I think it’s well-known among our readers that the staff members of TSE aren’t big fans of “economic impact” studies… the a-priori kind, such as the one discussed in this LA Times article.
As plans for an NFL stadium in Carson move toward a vote this spring, supporters released a study Wednesday night detailing how the project could benefit the South Bay city.
Two NFL teams playing in a new stadium could generate more than half a billion dollars in spending, enough to support nearly 9,000 full- and part-time jobs once construction is completed, according to a study paid for by the San Diego Chargers and Oakland Raiders .
Yesterday a book rep asked me why big-time sports aren’t boons to local economies. Today, a colleague asked me the same thing. My answer was basically as follows:
These sort of studies are routinely panned by many independent economists, who note most money spent at football games is local spending redirected from other forms of entertainment, be it a baseball game or a night at the movies.
Victor Matheson makes a guest appearance.
“An NFL franchise has very, very little net economic impact on L.A.’s economy,” said Victor Matheson, an economist who studies sports at College of the Holy Cross in Worcester, Mass.
Another thing I’d add is that my guess is that very few of the football players, coaches, training staff, etc. would live in Carson, Ca. meaning their incomes would “leave” the Carson area. So while there may be quite an injection of spending in Carson from having one or two football teams located there, there will also be quite a leakage as well.

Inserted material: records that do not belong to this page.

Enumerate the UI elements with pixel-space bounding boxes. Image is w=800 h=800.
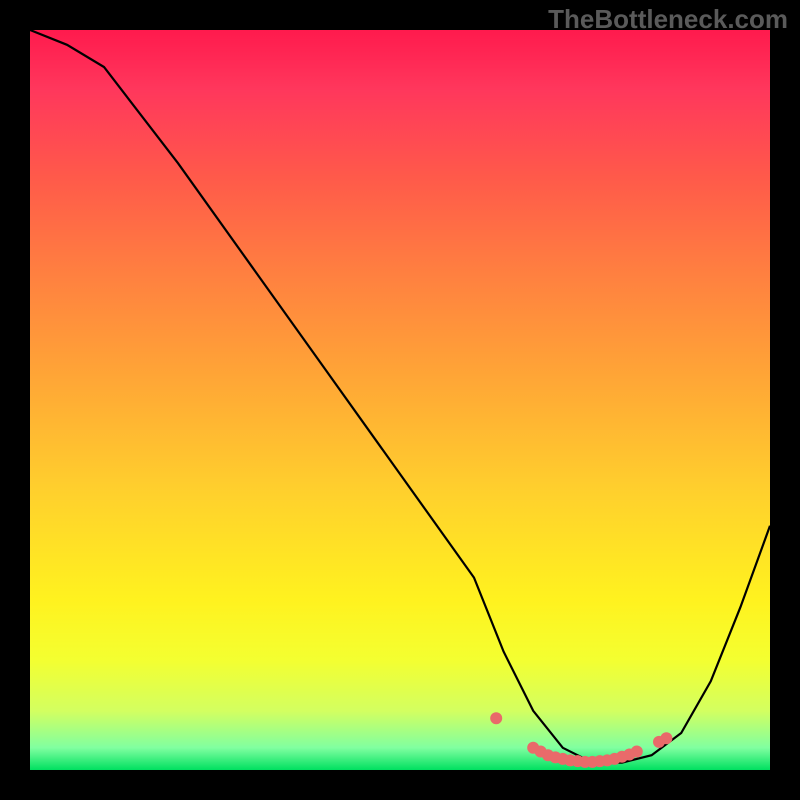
chart-container: TheBottleneck.com xyxy=(0,0,800,800)
highlight-dot xyxy=(660,732,672,744)
watermark-text: TheBottleneck.com xyxy=(548,4,788,35)
highlight-dot xyxy=(631,746,643,758)
bottleneck-curve-line xyxy=(30,30,770,763)
curve-layer xyxy=(30,30,770,770)
highlight-dot xyxy=(490,712,502,724)
plot-area xyxy=(30,30,770,770)
highlight-dots-group xyxy=(490,712,672,768)
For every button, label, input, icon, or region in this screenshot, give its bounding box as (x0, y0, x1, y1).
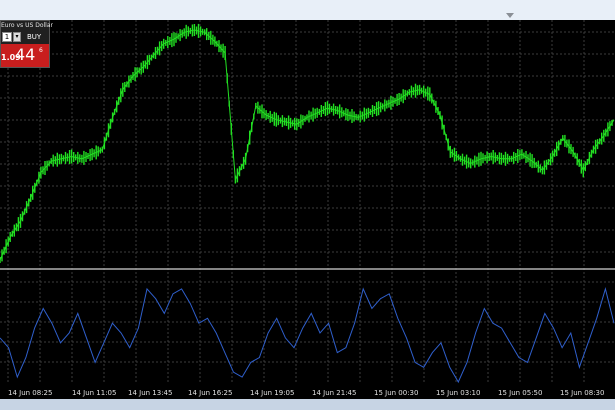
chart-area[interactable]: 14 Jun 08:25 14 Jun 11:05 14 Jun 13:45 14 J… (0, 20, 615, 399)
time-axis-label: 14 Jun 13:45 (128, 389, 172, 397)
lot-spinner-button[interactable]: ▾ (13, 32, 21, 42)
time-axis-label: 14 Jun 16:25 (188, 389, 232, 397)
time-axis-label: 14 Jun 21:45 (312, 389, 356, 397)
one-click-trading-panel: Euro vs US Dollar 1 ▾ BUY 1.09 44 6 (0, 20, 53, 68)
time-axis-label: 14 Jun 11:05 (72, 389, 116, 397)
time-axis-label: 15 Jun 00:30 (374, 389, 418, 397)
buy-label: BUY (27, 33, 42, 41)
time-axis-label: 14 Jun 08:25 (8, 389, 52, 397)
buy-price-fraction: 6 (39, 47, 43, 54)
window-bottom-strip (0, 399, 615, 410)
buy-button[interactable]: 1.09 44 6 (1, 44, 49, 67)
window-top-strip (0, 0, 615, 21)
lot-size-input[interactable]: 1 (2, 32, 12, 42)
time-axis-label: 15 Jun 03:10 (436, 389, 480, 397)
chart-window[interactable]: 14 Jun 08:25 14 Jun 11:05 14 Jun 13:45 14 J… (0, 20, 615, 399)
buy-price-pips: 44 (15, 45, 36, 64)
time-axis-label: 14 Jun 19:05 (250, 389, 294, 397)
time-axis-label: 15 Jun 08:30 (560, 389, 604, 397)
price-series-line (0, 29, 615, 261)
collapse-arrow-icon[interactable] (506, 13, 514, 19)
indicator-series-line (0, 287, 615, 384)
symbol-label: Euro vs US Dollar (1, 22, 53, 29)
time-axis-label: 15 Jun 05:50 (498, 389, 542, 397)
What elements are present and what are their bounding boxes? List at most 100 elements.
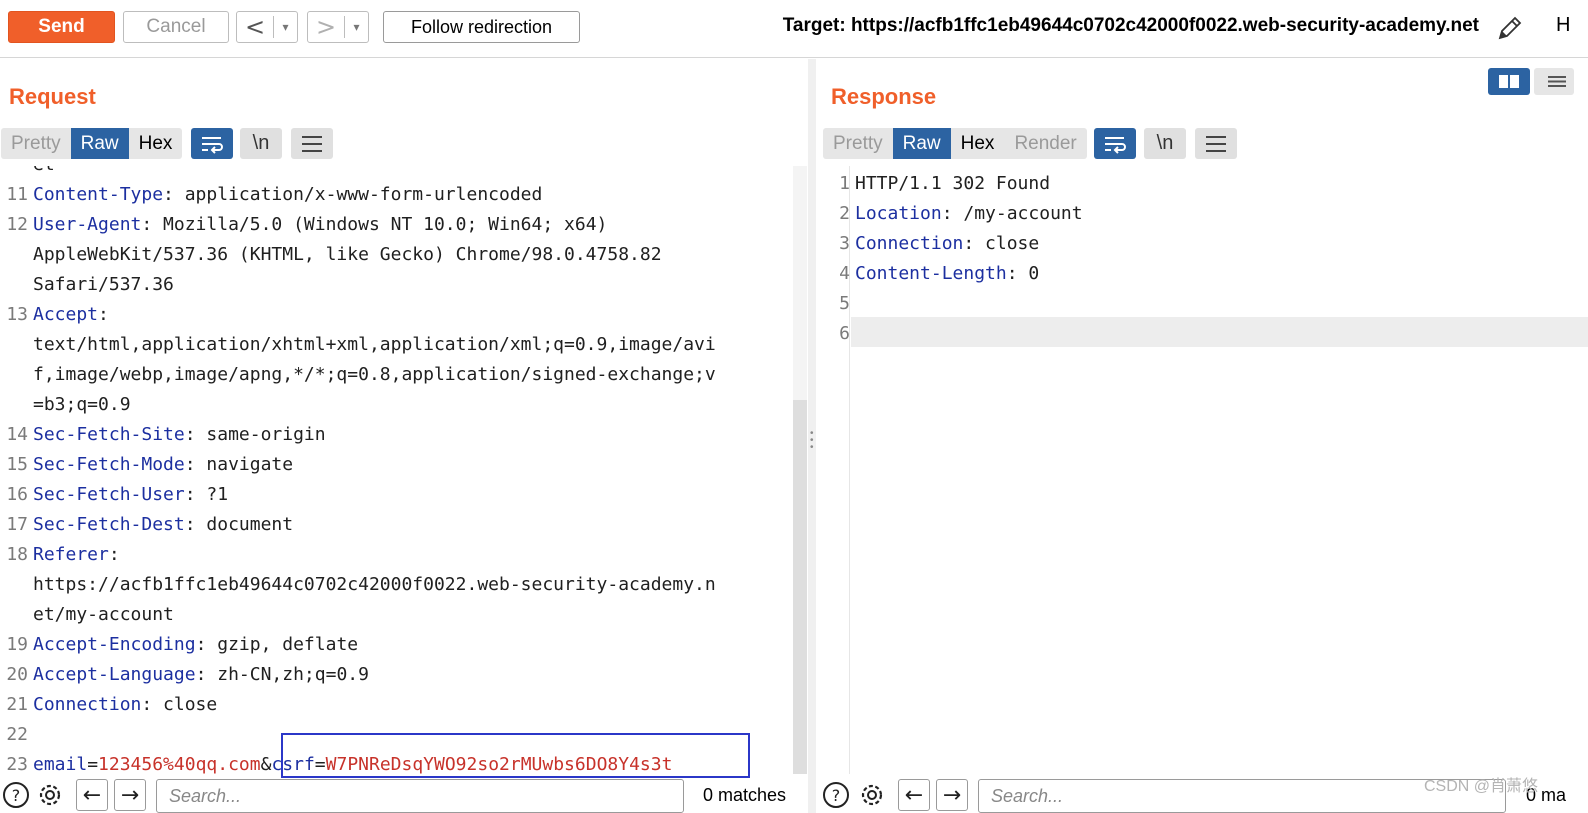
code-line: 2 Location: /my-account xyxy=(822,199,1588,229)
response-view-tabs: Pretty Raw Hex Render xyxy=(823,128,1087,159)
code-line: 20 Accept-Language: zh-CN,zh;q=0.9 xyxy=(0,660,792,690)
header-name: Referer xyxy=(33,544,109,565)
tab-hex[interactable]: Hex xyxy=(951,128,1005,159)
svg-text:?: ? xyxy=(12,786,21,805)
line-number: 2 xyxy=(839,203,850,224)
code-line: =b3;q=0.9 xyxy=(0,390,792,420)
code-line: 4 Content-Length: 0 xyxy=(822,259,1588,289)
code-line: 14 Sec-Fetch-Site: same-origin xyxy=(0,420,792,450)
tab-raw[interactable]: Raw xyxy=(892,128,951,159)
side-by-side-layout-button[interactable] xyxy=(1488,68,1530,95)
header-value: =b3;q=0.9 xyxy=(33,394,131,415)
header-name: Location xyxy=(855,203,942,224)
help-menu-truncated[interactable]: H xyxy=(1556,14,1570,37)
line-content: text/html,application/xhtml+xml,applicat… xyxy=(33,330,716,360)
param-separator: & xyxy=(260,754,272,774)
svg-text:?: ? xyxy=(832,786,841,805)
chevron-left-icon[interactable]: < xyxy=(237,13,273,41)
header-value: : gzip, deflate xyxy=(195,634,359,655)
line-number: 3 xyxy=(839,233,850,254)
newline-toggle-button[interactable]: \n xyxy=(1144,128,1186,159)
help-icon[interactable]: ? xyxy=(820,779,852,811)
code-line: 19 Accept-Encoding: gzip, deflate xyxy=(0,630,792,660)
tab-raw[interactable]: Raw xyxy=(70,128,129,159)
line-content: Referer: xyxy=(33,540,120,570)
send-button[interactable]: Send xyxy=(8,11,115,43)
line-number: 23 xyxy=(6,754,28,774)
gear-icon[interactable] xyxy=(856,779,888,811)
line-number: 13 xyxy=(6,304,28,325)
line-number: 1 xyxy=(839,173,850,194)
request-match-count: 0 matches xyxy=(703,785,787,805)
header-value: : navigate xyxy=(184,454,294,475)
line-content: HTTP/1.1 302 Found xyxy=(855,169,1050,199)
line-number: 4 xyxy=(839,263,850,284)
tab-pretty[interactable]: Pretty xyxy=(1,128,71,159)
header-value: : /my-account xyxy=(941,203,1083,224)
header-name: Sec-Fetch-Mode xyxy=(33,454,185,475)
line-content: et/my-account xyxy=(33,600,174,630)
chevron-down-icon[interactable]: ▾ xyxy=(344,16,368,38)
help-icon[interactable]: ? xyxy=(0,779,32,811)
line-content: Location: /my-account xyxy=(855,199,1083,229)
header-value: : close xyxy=(141,694,218,715)
hamburger-icon[interactable] xyxy=(1195,128,1237,159)
header-value: Safari/537.36 xyxy=(33,274,174,295)
code-line: 1 HTTP/1.1 302 Found xyxy=(822,169,1588,199)
wrap-icon[interactable] xyxy=(191,128,233,159)
target-url: Target: https://acfb1ffc1eb49644c0702c42… xyxy=(782,15,1479,36)
arrow-right-icon[interactable]: → xyxy=(936,779,968,811)
code-line: et xyxy=(0,166,792,180)
line-number: 22 xyxy=(6,724,28,745)
gear-icon[interactable] xyxy=(34,779,66,811)
code-line: 15 Sec-Fetch-Mode: navigate xyxy=(0,450,792,480)
code-line: 16 Sec-Fetch-User: ?1 xyxy=(0,480,792,510)
newline-toggle-button[interactable]: \n xyxy=(240,128,282,159)
request-scrollbar-thumb[interactable] xyxy=(793,400,807,774)
history-forward-button[interactable]: > ▾ xyxy=(307,11,369,43)
header-value: : 0 xyxy=(1006,263,1040,284)
line-number: 12 xyxy=(6,214,28,235)
line-content: et xyxy=(33,166,55,180)
response-editor[interactable]: 1 HTTP/1.1 302 Found 2 Location: /my-accoun… xyxy=(822,166,1588,774)
header-value: AppleWebKit/537.36 (KHTML, like Gecko) C… xyxy=(33,244,662,265)
tab-pretty[interactable]: Pretty xyxy=(823,128,893,159)
wrap-icon[interactable] xyxy=(1094,128,1136,159)
arrow-left-icon[interactable]: ← xyxy=(898,779,930,811)
tab-render[interactable]: Render xyxy=(1004,128,1086,159)
line-number: 5 xyxy=(839,293,850,314)
request-editor[interactable]: et 11Content-Type: application/x-www-form… xyxy=(0,166,792,774)
arrow-right-icon[interactable]: → xyxy=(114,779,146,811)
code-line: 11 Content-Type: application/x-www-form-u… xyxy=(0,180,792,210)
drag-handle-icon[interactable]: • • • xyxy=(810,429,814,453)
header-value: text/html,application/xhtml+xml,applicat… xyxy=(33,334,716,355)
request-search-input[interactable]: Search... xyxy=(156,779,684,813)
header-name: Content-Length xyxy=(855,263,1007,284)
chevron-right-icon[interactable]: > xyxy=(308,13,344,41)
arrow-left-icon[interactable]: ← xyxy=(76,779,108,811)
code-line: AppleWebKit/537.36 (KHTML, like Gecko) C… xyxy=(0,240,792,270)
code-line: 21 Connection: close xyxy=(0,690,792,720)
watermark: CSDN @肖萧悠 xyxy=(1424,778,1539,795)
code-line: 18 Referer: xyxy=(0,540,792,570)
header-name: User-Agent xyxy=(33,214,142,235)
header-value: : Mozilla/5.0 (Windows NT 10.0; Win64; x… xyxy=(141,214,608,235)
header-value: : application/x-www-form-urlencoded xyxy=(163,184,543,205)
line-number: 18 xyxy=(6,544,28,565)
line-content: Safari/537.36 xyxy=(33,270,174,300)
stacked-layout-button[interactable] xyxy=(1534,68,1574,95)
pencil-icon[interactable] xyxy=(1494,12,1526,44)
follow-redirection-button[interactable]: Follow redirection xyxy=(383,11,580,43)
line-content: Sec-Fetch-Dest: document xyxy=(33,510,293,540)
line-content: f,image/webp,image/apng,*/*;q=0.8,applic… xyxy=(33,360,716,390)
chevron-down-icon[interactable]: ▾ xyxy=(273,16,297,38)
request-title: Request xyxy=(9,84,96,109)
line-number: 11 xyxy=(6,184,28,205)
history-back-button[interactable]: < ▾ xyxy=(236,11,298,43)
tab-hex[interactable]: Hex xyxy=(129,128,183,159)
line-number: 15 xyxy=(6,454,28,475)
code-line: Safari/537.36 xyxy=(0,270,792,300)
cancel-button[interactable]: Cancel xyxy=(123,11,229,43)
code-line: et/my-account xyxy=(0,600,792,630)
hamburger-icon[interactable] xyxy=(291,128,333,159)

The demand for cupcakes keeps increasing and, along with it, the payout from playing a road game at a major college football program. From the Columbia Daily Tribune:
In November, Missouri agreed to play two home games against Eastern Michigan, a Mid-American Conference school with a 6-30 record over the past three seasons. The Tigers will pay the Eagles $1.3 million to play at Faurot Field on Sept. 10, 2016, and $1.1 million for a game Sept. 26, 2020.
In February, the Tigers agreed to a $1.3 million home game against Idaho on Oct. 21, 2017. The Vandals play in the Sun Belt and have a 5-42 record over the past four seasons.
Both Eastern Michigan and Idaho will receive 400 complimentary tickets and the ability to purchase up to 1,500 more for their games.
Missouri will pay Southeast Missouri State $385,000 for a game Sept. 5 and $425,000 for one on Sept. 21, 2019. Missouri State, coached by former Tigers defensive coordinator Dave Steckel, will get $400,000 for coming to Memorial Stadium on Sept. 2, 2017.
It’s still good to be the cupcake, at least from a payout standpoint.